Con Fichte la conoscenza assume dunque un valore diverso da quello meramente manipolatorio ed utilitario della scienza e della tecnica, e non si identifica neppure in un possesso sofisticato ed erudito di poche elitès colte. Ma diviene  -utilizzando il lessico odierno- una forma necessaria di difesa psicologica che ogni individuo può opporre ai condizionamenti che inevitabilmente lo influenzano, risanando e rovesciando l' iniziale stato di subordinazione rispetto ad essi.

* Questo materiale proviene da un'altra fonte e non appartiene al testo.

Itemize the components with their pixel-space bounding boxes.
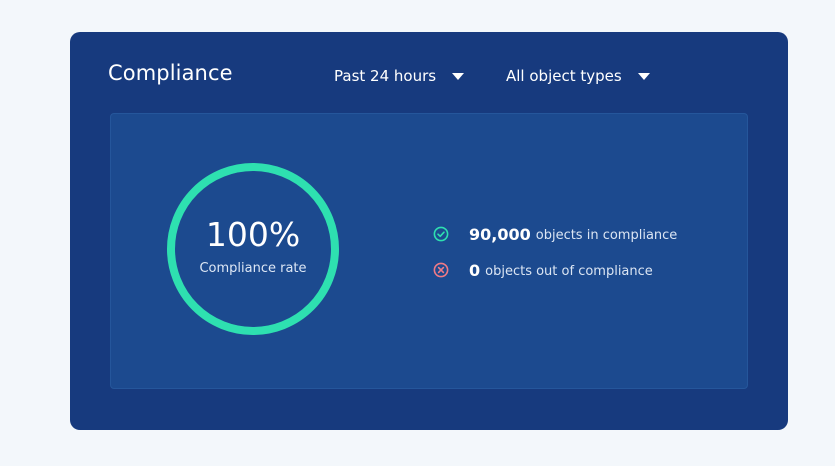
- object-type-dropdown[interactable]: All object types: [506, 67, 650, 85]
- stat-in-compliance: 90,000 objects in compliance: [433, 216, 677, 252]
- out-of-compliance-count: 0: [469, 260, 481, 280]
- stat-out-of-compliance: 0 objects out of compliance: [433, 252, 677, 288]
- compliance-rate-label: Compliance rate: [199, 260, 307, 276]
- caret-down-icon: [452, 73, 465, 80]
- card-title: Compliance: [108, 61, 233, 85]
- caret-down-icon: [637, 73, 650, 80]
- compliance-rate-ring: 100% Compliance rate: [165, 161, 341, 337]
- time-range-dropdown[interactable]: Past 24 hours: [334, 67, 465, 85]
- check-circle-icon: [433, 226, 449, 242]
- object-type-label: All object types: [506, 67, 622, 85]
- in-compliance-label: objects in compliance: [535, 228, 678, 243]
- time-range-label: Past 24 hours: [334, 67, 437, 85]
- compliance-rate-value: 100%: [205, 214, 301, 254]
- in-compliance-count: 90,000: [469, 224, 531, 244]
- compliance-card: Compliance Past 24 hours All object type…: [70, 32, 788, 430]
- x-circle-icon: [433, 262, 449, 278]
- out-of-compliance-label: objects out of compliance: [485, 264, 653, 279]
- compliance-stats: 90,000 objects in compliance 0 objects o…: [433, 216, 677, 288]
- compliance-summary-panel: 100% Compliance rate 90,000 objects in c…: [110, 113, 748, 389]
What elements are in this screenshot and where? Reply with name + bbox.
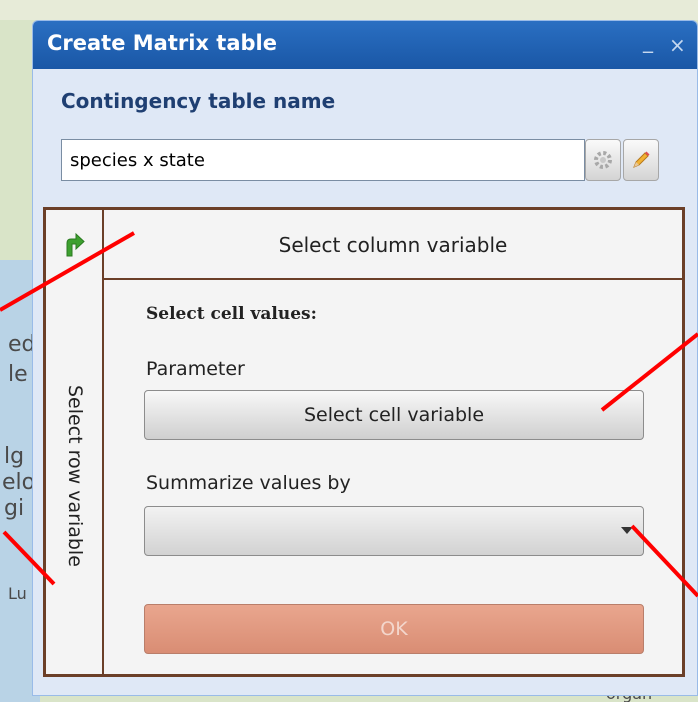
cell-values-heading: Select cell values:	[146, 304, 317, 324]
summarize-select[interactable]	[144, 506, 644, 556]
select-column-variable[interactable]: Select column variable	[104, 210, 682, 280]
map-label: elo	[2, 470, 36, 495]
close-button[interactable]: ×	[669, 33, 686, 57]
swap-arrow-icon	[66, 232, 85, 257]
swap-button[interactable]	[46, 210, 102, 280]
pencil-icon	[633, 151, 650, 168]
divider	[102, 280, 104, 674]
table-name-input[interactable]	[61, 139, 585, 181]
map-label: Lu	[8, 584, 27, 603]
chevron-down-icon	[621, 527, 633, 534]
edit-button[interactable]	[623, 139, 659, 181]
table-name-label: Contingency table name	[61, 89, 336, 113]
dialog-titlebar[interactable]: Create Matrix table _ ×	[33, 21, 697, 69]
map-label: lg	[4, 444, 25, 469]
map-label: gi	[4, 496, 25, 521]
summarize-label: Summarize values by	[146, 472, 351, 494]
gear-icon	[594, 151, 612, 169]
row-variable-label: Select row variable	[64, 385, 86, 567]
settings-button[interactable]	[585, 139, 621, 181]
map-label: le	[8, 362, 28, 387]
map-land	[0, 0, 698, 20]
create-matrix-dialog: Create Matrix table _ × Contingency tabl…	[32, 20, 698, 696]
matrix-panel: Select column variable Select row variab…	[43, 207, 685, 677]
ok-button[interactable]: OK	[144, 604, 644, 654]
minimize-button[interactable]: _	[643, 29, 653, 53]
select-row-variable[interactable]: Select row variable	[50, 280, 100, 672]
select-cell-variable-button[interactable]: Select cell variable	[144, 390, 644, 440]
dialog-title: Create Matrix table	[47, 31, 277, 55]
parameter-label: Parameter	[146, 358, 245, 380]
divider	[102, 278, 682, 280]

Certo è che il soggetto non può mai completamente esaurire la propria posizione di alterità rispetto all'oggetto e quello di Fichte risulta essere un intellettualismo etico oggi del tutto improponibile. La cultura novecentesca ed i tre maestri del sospetto -Marx,Nietzsche,Freud- hanno dimostrato che l'Io non è capace di liberarsi totalmente dall'insieme degli elementi inconsci -rispettivamente la società,il corpo,la specie- che lo condizionano. E ciò non soltanto perché la conoscenza umana è finita e fallibile, ma anche perché la ragione non esaurisce, nè risolve la totalità dei molteplici aspetti riguardanti l'esistenza umana. Se dunque non esiste una libertà assoluta, è però anche vero che esistono gradi crescenti e progressivi di "libertà relativa": nella misura in cui accresce la propria coscienza rispetto alla necessità dei fenomeni naturali e sociali che lo condizionano, l'individuo umano riduce gradualmente il suo grado di dipendenza rispetto ad essi : "La parola libertà effettivamente è un po’ usurata, ma non ha perso il suo significato originale. Nelle lingue indoeuropee la radice “lib” è la stessa di Liebe che in tedesco indica l’amore come freedom ha la stessa radice di Freude gioia e di friend amico o Freund in tedesco. Indica originariamente una crescita spontanea in qualche modo gioiosa come quella dei vegetali. Rinvia cioè alla mancanza di impedimenti negativi. Di impedimenti nel nostro mondo ne abbiamo tutti. Bisogna però averne coscienza: la libertà è per certi versi una coscienza della necessità. Il ballerino, ad esempio, è soggetto, come il bambino piccolo, alla legge di gravità ma grazie all’esercizio e alla disciplina svetta in aria invece di andare a quattro zampe."[3]



[1]L.Pareyson, Fichte, in Grande Antologia Filosofica, vol XIX (Prima introduzione alla Dottrina della scienza).

[2]Ibid.

[3]Remo Bodei,"L'intervista". Grazia Casagrande. 21 Ottobre 2004. Pisa.